Schofield, P., Jefford, M., Carey, M., Thomson, K., Evans, M., Baravelli, C., & Aranda, S. (2008). Preparing patients for threatening medical treatments: Effects of a chemotherapy educational DVD on anxiety, unmet needs, and self-efficacy. Supportive Care in Cancer, 16, 37–45.doi: 10.1007/s00520-007-0273-4
Primary aim: To evaluate effect of an educational DVD about chemotherapy on pretreatment anxiety, self-efficacy, unmet informational needs, and satisfaction with information received
Secondary aim: To determine if effects differ between those who perceived treatment to be curative rather than palliative
Control group patients received usual care and completed questionnaires before beginning their treatment. Experimental group patients were recruited at a later time. They were given a copy of the DVD to take home to watch, several days before their first treatment. They then completed questionnaires on the first day of chemotherapy treatment. The DVD focused on preparation for chemotherapy and self-management of side effects, including nausea and vomiting, constipation, diarrhea, mucositis, fever and infection, hair loss, infertility, and effects on sexuality and intimacy. Content was evidence-based, derived from a systematic review of the literature to support recommended self-care approaches. Most content was delivered by cancer survivors who also discussed their experiences and the self-care strategies they used to manage side effects. An oncologist and oncology nurse presented medical and nursing information. The DVD was 25 minutes long and had been previously pilot tested. Usual care education consisted of a brief description of the procedure and side effects provided by the patient’s oncologist and a 30-minute education session with a chemotherapy nurse. Analysis was done within curative and palliative care patient groupings.
Patients were undergoing the active treatment phase of care.
The study used a prospective quasi-experimental design with use of historical controls.
There were no differences in anxiety or depression scores between usual care and intervention groups. Those who watched the DVD rated themselves as more confident about seeking social support than the usual care group (p = 0.044). There were no differences between groups in any supportive care needs that were unmet. Both curative and palliative patients reported having more psychological needs than any other type of care, and reported sexuality as the least needed area. Those in the intervention group were more satisfied with information they had received (p = 0.026) compared to the control group. There were significant differences between self-perceived curative and palliative patients in confidence for maintaining activity (p = 0.028), stress management (p = 0.044), coping with side effects (p = 0.002), maintaining a positive attitude (p = 0.008), managing emotions (p = 0.005), and seeking social support (p = 0.012).

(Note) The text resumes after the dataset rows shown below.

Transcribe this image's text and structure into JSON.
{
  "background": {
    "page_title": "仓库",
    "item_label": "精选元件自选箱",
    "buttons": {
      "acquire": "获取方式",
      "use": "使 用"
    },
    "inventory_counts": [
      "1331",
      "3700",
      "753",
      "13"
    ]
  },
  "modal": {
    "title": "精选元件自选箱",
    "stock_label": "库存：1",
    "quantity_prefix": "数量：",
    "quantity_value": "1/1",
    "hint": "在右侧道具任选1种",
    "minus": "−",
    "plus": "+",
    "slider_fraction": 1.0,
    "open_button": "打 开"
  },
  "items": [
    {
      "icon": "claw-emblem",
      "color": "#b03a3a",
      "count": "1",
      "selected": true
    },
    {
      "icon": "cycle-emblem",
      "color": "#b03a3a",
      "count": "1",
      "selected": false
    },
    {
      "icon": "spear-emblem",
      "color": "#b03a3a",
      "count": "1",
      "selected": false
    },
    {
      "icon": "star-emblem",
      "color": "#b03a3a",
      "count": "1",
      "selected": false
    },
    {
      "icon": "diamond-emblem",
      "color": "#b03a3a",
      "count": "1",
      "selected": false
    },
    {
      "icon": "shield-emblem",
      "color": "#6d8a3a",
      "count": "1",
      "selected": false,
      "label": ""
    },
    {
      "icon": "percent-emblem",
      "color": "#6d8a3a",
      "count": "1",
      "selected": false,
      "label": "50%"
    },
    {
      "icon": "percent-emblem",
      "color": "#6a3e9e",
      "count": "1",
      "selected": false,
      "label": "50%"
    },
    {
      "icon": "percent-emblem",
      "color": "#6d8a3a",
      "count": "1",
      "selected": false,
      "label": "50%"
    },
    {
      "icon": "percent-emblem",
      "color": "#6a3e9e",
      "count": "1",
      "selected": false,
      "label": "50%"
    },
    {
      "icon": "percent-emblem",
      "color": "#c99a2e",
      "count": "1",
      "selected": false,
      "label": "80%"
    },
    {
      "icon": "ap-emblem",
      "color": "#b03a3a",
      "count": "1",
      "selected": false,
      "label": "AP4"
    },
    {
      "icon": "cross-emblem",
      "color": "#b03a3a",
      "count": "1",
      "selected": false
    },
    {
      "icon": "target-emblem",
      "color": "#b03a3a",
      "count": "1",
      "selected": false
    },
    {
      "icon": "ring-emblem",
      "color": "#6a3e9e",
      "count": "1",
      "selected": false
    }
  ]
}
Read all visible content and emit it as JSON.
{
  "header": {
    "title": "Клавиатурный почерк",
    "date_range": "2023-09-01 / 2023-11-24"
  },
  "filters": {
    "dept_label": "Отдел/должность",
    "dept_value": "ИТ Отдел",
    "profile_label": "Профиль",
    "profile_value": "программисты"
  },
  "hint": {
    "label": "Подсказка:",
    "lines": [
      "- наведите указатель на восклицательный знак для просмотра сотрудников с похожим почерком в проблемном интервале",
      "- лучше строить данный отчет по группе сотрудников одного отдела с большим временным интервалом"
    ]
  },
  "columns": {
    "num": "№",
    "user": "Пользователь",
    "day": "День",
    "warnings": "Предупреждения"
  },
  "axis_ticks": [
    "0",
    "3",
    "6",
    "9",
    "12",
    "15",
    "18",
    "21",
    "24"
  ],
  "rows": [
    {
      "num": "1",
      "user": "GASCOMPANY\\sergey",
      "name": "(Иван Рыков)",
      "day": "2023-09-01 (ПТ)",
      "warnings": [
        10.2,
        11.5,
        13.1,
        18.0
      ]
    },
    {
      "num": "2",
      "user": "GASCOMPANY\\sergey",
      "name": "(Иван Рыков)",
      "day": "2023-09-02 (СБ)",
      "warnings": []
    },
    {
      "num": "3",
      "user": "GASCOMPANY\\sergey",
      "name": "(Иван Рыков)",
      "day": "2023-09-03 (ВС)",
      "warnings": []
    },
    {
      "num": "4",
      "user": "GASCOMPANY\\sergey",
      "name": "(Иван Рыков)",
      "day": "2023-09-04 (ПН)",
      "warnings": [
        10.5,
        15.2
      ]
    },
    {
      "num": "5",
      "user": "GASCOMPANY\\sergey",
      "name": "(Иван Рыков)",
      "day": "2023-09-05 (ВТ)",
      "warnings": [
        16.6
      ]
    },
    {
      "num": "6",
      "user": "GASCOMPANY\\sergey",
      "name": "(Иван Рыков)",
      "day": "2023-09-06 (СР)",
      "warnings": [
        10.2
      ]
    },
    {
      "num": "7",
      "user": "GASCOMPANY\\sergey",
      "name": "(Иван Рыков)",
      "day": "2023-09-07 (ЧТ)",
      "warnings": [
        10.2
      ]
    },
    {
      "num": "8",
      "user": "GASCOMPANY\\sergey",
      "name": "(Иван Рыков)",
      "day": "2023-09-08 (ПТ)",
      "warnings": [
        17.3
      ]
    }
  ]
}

The intervention appeared to have an influence on aspects of self-efficacy and satisfaction with information received. There were no findings to support an effect on anxiety or depression prior to chemotherapy.
Prechemotherapy education is an important part of nursing management of these patients, but there is little evidence to guide the timing, content, format, and style of this type of education. Additional research in this area will be helpful to guide nursing practice. The use of adjuncts to direct face-to-face patient teaching and support by nurses may be helpful in the face of workforce shortages and increasing shifts of patient care to suggest that provision of basic information and orientation to the setting are not sufficient approaches to impact feelings of anxiety. Further study of such approaches can be helpful to determine how to best meet patient needs.